National Post reporter Adrian Humphreys spun off several stories for the April 2 edition from an RCMP report about money laundering prepared by criminologist Stephen Schneider, a research associate with York’s Nathanson Centre for the Study of Organized Crime and Corruption. In one story, Humphreys highlighted the study’s finding that lawyers launder half of all dirty money in cases tracked by the RCMP. “In the majority of police cases involving lawyers, they appear to have been unaware of the criminal source of funds provided by an offender,” the report says. “However, the research also identified cases where a lawyer should have become suspicious of the circumstances surrounding a particular transaction, such as the use of a large amount of cash in small denominations to purchase real estate…. In those cases where a lawyer appears to have been cognizant of the criminal source of funds, their services were often explicitly sought out and, in some cases, repeatedly used by offenders to launder their illegal revenue.” In another story, Humphreys highlighted the report’s finding that criminals hide ill-gotten gains in unusual places – from an Albertan ranch with roaming cattle to gold coins and collectible art, from toilet paper and luxury boats to a collection of Nazi daggers.
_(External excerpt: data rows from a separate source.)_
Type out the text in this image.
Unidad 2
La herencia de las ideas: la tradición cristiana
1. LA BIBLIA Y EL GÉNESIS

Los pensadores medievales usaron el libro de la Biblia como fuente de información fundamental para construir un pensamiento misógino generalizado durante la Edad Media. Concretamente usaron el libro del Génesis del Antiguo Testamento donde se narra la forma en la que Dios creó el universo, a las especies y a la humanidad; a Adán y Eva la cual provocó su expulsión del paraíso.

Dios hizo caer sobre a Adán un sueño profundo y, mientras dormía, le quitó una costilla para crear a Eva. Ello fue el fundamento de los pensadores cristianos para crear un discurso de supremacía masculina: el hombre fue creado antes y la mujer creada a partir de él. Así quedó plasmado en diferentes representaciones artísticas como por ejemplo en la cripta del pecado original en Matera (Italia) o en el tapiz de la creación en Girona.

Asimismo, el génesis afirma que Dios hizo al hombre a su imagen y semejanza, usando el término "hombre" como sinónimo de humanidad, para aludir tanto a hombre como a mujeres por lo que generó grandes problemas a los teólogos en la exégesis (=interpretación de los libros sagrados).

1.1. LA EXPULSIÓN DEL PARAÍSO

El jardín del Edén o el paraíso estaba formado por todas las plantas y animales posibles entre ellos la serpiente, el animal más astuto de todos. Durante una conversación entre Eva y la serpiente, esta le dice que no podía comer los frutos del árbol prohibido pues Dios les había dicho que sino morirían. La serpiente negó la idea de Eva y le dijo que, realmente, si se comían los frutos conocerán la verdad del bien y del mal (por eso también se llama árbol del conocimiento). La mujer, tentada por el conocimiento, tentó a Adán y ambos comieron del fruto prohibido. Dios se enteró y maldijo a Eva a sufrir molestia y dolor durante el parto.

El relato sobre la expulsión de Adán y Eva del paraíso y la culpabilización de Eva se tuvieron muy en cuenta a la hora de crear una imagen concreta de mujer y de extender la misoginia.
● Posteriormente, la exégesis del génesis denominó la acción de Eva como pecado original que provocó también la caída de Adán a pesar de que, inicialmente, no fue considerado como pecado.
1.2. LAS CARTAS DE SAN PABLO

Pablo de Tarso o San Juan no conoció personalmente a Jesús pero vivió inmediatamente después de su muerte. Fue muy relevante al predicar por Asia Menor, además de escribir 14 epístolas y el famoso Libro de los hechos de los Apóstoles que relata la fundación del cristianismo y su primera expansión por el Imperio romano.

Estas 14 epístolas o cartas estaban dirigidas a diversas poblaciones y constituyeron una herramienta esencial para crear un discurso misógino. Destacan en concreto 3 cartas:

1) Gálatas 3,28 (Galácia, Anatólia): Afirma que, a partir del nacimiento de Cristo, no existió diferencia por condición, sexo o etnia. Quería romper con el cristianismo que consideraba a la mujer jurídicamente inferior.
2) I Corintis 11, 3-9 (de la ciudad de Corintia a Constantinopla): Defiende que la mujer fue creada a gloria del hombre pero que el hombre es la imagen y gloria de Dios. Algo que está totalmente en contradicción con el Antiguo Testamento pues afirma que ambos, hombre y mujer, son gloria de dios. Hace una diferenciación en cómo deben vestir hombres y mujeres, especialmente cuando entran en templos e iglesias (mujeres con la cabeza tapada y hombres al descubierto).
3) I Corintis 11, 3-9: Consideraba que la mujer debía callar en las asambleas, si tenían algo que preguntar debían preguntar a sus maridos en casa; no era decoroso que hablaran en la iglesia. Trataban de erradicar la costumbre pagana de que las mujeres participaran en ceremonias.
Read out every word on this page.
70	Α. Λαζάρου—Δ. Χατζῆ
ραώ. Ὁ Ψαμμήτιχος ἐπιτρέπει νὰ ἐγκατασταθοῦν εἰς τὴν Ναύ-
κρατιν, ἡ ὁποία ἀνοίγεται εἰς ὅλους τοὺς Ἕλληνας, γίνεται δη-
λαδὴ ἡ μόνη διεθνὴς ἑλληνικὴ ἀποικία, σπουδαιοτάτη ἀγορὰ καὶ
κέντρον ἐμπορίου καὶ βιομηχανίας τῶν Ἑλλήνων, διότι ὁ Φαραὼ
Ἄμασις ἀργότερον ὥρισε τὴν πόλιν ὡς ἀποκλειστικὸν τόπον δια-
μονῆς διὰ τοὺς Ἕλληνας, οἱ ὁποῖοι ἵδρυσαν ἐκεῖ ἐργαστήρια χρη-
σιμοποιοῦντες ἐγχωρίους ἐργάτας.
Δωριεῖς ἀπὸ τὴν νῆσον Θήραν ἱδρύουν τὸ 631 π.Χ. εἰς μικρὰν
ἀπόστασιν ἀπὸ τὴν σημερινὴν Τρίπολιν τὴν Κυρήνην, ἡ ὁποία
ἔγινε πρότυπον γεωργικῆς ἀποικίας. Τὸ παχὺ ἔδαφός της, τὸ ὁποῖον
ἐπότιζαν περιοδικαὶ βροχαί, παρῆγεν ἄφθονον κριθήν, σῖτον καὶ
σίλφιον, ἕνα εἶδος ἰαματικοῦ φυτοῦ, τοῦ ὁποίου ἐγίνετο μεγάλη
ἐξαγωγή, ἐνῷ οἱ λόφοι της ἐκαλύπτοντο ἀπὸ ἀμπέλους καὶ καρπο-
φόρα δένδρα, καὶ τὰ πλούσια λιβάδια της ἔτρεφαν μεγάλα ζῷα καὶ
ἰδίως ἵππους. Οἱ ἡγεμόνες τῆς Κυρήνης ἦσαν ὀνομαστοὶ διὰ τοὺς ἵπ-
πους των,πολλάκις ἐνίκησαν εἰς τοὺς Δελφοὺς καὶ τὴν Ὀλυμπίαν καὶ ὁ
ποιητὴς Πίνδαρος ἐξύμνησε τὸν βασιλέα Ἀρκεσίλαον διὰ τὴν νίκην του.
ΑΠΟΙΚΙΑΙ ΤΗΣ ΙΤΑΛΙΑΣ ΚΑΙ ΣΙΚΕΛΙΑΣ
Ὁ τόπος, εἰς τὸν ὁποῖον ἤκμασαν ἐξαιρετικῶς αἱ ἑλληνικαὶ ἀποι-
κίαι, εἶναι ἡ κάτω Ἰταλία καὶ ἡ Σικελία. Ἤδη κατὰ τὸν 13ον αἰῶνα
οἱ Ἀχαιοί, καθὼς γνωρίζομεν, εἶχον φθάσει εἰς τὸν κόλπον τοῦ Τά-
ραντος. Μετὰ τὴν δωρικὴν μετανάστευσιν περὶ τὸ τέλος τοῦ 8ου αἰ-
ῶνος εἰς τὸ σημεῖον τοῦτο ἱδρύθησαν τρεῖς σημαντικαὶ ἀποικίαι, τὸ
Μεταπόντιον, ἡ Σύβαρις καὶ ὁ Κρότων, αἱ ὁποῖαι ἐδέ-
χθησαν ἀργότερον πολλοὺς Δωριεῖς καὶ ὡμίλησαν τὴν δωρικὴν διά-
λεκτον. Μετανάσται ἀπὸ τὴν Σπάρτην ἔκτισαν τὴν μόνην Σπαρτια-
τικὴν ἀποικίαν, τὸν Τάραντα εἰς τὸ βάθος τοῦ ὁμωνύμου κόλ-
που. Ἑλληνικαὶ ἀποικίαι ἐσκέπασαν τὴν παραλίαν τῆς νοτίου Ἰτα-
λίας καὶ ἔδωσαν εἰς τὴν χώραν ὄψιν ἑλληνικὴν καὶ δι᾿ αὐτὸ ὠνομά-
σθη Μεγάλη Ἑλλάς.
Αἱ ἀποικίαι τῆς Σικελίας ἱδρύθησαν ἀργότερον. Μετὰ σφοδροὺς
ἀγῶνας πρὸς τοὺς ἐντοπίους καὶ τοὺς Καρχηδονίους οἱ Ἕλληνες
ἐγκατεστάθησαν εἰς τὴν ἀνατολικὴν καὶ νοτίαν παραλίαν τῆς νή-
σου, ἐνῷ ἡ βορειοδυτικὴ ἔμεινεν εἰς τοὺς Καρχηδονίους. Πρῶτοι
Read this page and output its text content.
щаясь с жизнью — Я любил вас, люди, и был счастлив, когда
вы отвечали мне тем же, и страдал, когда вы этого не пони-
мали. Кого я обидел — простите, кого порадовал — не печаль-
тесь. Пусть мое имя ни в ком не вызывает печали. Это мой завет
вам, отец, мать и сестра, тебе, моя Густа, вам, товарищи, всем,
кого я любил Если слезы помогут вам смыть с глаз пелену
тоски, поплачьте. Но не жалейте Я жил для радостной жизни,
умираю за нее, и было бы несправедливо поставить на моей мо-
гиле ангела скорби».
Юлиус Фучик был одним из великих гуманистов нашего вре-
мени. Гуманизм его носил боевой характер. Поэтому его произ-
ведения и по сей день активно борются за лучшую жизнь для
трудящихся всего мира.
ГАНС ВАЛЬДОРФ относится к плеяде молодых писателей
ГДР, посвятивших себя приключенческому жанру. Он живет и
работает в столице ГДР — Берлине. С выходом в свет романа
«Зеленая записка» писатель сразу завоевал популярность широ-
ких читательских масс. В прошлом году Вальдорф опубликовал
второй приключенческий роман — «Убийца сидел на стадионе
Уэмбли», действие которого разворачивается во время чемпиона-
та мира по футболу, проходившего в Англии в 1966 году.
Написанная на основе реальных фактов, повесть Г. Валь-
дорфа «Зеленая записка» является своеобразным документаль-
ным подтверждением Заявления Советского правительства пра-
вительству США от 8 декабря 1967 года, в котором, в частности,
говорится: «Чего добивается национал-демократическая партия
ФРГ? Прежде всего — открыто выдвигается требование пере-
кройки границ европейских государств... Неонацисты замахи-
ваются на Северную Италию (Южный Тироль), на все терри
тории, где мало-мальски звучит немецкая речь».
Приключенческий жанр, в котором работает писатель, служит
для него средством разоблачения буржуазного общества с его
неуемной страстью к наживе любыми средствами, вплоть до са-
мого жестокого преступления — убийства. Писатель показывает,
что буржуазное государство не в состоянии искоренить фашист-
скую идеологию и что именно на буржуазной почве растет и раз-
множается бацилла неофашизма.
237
Playing the patriotic card in Taiwan

The growing sense of national identity in Taiwan is so strong that newly elected President Chen Shui-bian’s rivals from the Kuomintang party, Lien Chan and running mate James Soong, had to kiss the ground during a political rally to show their patriotic fervour, reported the Globe and Mail April 2 in an article about democratic movements in Taiwan and Hong Kong. “This election was about who loves Taiwan more,” said Michael Stainton, a research associate with the York Centre for Asian Research.

Don’t import judge selection ‘mess’, Ontario minister urges

Ontario Attorney General Michael Bryant will wade into the debate over the process of appointing Supreme Court justices in a speech April 2 that argues against a proposal to have nominees screened by a federal parliamentary committee, reported the Ottawa Citizen April 2. “Importing the confirmation mess from the United States doesn’t make any sense,” Bryant said April 1. “[It is] basically pushing judges to be politicians with judicial robes on.” Bryant, who will deliver the keynote address at an Osgoode Hall Law School conference on Supreme Court case law, said Ontario has a keen interest in how the federal government goes about filling the two openings created by the departure of Supreme Court justices.

York grad takes helm at Sony Canada

Sony of Canada Ltd. has named York alumnus and long-time Sony executive Doug D. Wilson president and chief operating officer, reported Canadian Press April 1. Wilson, 45, has been with Sony for almost 20 years and has been president of Sony Logistics America since mid-2002. He earned a BA in economics from York in 1988.

On air

  • Sergei Plekhanov, Post-Communist Studies Program coordinator at York University, was interviewed about who’s to blame for four days of explosions, shooting and suicide bombings that have killed 40 people in Uzbekistan, in a CBC Radio item aired on local programs in Ottawa, Thunder Bay, Calgary and Quebec on April 1.
  • Realtor and York grad Steve Fudge (BA ’88, MES ’93) discussed his career and how he uses what he learned while studying environmental science at York University, on CBC Radio’s “Here and Now” April 1.